Tyler is absolutely thrilled to be articling with Peacebuilders Canada and expresses their utmost appreciation to the Public Interest Articling Fellowship program and Peacebuilders Canada. They look forward to supporting youth involved in the justice system and engaging in advocacy to combat the school-prison pipeline, as well as to create a better youth justice system.

Rene KimmettRene Kimmett
Law school: University of Victoria
PIAF placement: Public Interest Advocacy Centre

Rene Kimmett received her Juris Doctor from the University of Victoria, Lekwungen Territory, in 2021, and a Bachelor of Fine Arts from Ryerson University, Dish With One Spoon Territory, in 2016.

Prior to law school, Rene worked as a production manager in theatre and saw first-hand how collective bargaining can reduce harm. Rene’s decision to attend law school was partly motivated by the desire to learn more about labour unions and other forms of community organizing.

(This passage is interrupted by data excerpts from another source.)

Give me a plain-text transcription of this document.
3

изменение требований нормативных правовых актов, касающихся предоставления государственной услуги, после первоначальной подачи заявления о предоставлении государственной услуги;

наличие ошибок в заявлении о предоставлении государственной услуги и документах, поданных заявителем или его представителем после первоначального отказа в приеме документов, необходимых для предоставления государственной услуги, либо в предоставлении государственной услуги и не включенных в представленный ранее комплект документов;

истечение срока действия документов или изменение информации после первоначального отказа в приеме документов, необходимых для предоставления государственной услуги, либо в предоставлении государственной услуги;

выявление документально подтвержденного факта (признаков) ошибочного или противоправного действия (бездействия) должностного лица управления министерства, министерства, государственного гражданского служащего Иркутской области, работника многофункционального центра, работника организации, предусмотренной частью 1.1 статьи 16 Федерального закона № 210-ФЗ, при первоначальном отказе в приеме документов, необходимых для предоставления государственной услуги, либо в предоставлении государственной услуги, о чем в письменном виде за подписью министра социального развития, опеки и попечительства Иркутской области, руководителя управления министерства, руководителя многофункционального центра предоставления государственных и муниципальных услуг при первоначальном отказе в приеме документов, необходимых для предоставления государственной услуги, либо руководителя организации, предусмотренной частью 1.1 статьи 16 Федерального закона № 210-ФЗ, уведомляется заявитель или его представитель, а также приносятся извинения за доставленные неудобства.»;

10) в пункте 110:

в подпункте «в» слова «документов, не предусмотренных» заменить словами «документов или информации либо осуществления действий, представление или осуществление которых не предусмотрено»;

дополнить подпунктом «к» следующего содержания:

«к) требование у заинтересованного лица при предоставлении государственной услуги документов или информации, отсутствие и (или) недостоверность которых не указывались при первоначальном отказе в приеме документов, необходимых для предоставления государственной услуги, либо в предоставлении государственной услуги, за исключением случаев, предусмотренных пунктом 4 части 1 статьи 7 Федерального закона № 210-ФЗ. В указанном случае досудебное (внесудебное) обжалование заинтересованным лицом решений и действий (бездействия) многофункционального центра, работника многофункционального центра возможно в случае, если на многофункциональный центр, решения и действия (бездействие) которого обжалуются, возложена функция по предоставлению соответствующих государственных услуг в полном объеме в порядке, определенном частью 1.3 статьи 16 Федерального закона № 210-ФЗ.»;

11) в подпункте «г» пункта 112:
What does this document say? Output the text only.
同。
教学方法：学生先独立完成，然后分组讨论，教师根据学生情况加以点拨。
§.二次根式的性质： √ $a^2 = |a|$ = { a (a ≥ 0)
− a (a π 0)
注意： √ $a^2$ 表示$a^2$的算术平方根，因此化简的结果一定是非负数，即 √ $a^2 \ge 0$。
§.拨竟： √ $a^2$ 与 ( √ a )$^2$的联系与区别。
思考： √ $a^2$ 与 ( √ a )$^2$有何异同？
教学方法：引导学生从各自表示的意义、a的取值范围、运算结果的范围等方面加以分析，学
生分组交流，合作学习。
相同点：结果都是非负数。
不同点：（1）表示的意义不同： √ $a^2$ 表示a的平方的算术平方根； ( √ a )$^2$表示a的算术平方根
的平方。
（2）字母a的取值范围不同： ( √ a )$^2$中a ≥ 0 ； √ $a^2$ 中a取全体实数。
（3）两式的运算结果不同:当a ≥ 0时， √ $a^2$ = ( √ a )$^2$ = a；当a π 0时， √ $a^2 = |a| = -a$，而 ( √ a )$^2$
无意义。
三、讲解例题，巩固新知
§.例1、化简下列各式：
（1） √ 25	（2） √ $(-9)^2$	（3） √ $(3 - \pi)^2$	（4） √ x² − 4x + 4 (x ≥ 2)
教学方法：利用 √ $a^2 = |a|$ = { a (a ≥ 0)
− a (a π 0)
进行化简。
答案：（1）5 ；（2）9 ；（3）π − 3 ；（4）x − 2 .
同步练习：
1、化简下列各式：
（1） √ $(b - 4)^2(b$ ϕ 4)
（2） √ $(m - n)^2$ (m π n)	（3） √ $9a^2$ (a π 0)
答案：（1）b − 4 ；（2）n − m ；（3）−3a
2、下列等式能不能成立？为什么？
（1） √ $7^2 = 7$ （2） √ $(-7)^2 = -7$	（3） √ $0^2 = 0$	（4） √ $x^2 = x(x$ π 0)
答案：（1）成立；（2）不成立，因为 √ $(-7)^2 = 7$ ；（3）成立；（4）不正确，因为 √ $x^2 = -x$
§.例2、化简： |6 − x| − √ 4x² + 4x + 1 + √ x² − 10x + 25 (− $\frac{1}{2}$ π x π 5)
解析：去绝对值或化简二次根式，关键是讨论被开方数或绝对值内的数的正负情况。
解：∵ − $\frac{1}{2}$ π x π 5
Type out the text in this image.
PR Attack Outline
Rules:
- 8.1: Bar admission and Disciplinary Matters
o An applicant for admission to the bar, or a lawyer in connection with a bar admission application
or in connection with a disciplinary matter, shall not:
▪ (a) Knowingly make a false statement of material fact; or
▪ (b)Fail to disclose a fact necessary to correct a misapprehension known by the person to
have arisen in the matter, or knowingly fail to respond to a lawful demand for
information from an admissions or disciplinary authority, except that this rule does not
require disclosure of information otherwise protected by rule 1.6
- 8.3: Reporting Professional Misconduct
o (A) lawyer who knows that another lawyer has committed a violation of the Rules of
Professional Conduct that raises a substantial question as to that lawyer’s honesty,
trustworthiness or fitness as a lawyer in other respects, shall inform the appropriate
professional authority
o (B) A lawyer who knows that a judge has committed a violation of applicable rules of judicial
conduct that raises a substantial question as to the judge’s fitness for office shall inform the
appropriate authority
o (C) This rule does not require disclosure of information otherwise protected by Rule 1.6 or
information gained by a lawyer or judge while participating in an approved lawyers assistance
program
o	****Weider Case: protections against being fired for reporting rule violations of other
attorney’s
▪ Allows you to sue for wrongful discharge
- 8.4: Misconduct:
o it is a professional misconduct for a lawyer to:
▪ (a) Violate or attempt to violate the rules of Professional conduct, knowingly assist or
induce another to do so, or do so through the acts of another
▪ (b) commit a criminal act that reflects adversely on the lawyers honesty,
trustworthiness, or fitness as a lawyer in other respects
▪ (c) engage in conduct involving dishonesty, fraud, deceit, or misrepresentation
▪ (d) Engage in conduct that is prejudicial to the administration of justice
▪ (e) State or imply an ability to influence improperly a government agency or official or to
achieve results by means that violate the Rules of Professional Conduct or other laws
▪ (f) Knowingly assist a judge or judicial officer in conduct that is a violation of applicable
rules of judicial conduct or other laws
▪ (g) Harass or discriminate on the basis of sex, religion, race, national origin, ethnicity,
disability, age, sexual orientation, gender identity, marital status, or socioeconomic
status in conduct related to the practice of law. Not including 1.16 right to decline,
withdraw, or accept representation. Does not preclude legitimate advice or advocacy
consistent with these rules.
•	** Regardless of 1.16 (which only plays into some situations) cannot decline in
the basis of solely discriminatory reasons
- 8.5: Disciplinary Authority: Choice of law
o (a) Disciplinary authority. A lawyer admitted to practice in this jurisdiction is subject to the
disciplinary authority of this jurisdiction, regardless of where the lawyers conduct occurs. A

In 2020, Rene was fortunate enough to intern with Canadian Lawyers for International Human Rights where she was able to reflect on Canada’s corporate activities abroad and how law responds to, and often sadly is unable to respond to, abusive behaviours.

Rene is excited about the intersections between private and public interests and discussions about how we can meet our collective needs and create true equality as corporate persons continue to replace community spheres. Rene is grateful for the opportunity to participate in the Public Interest Articling Fellowship with the Public Interest Advocacy Centre.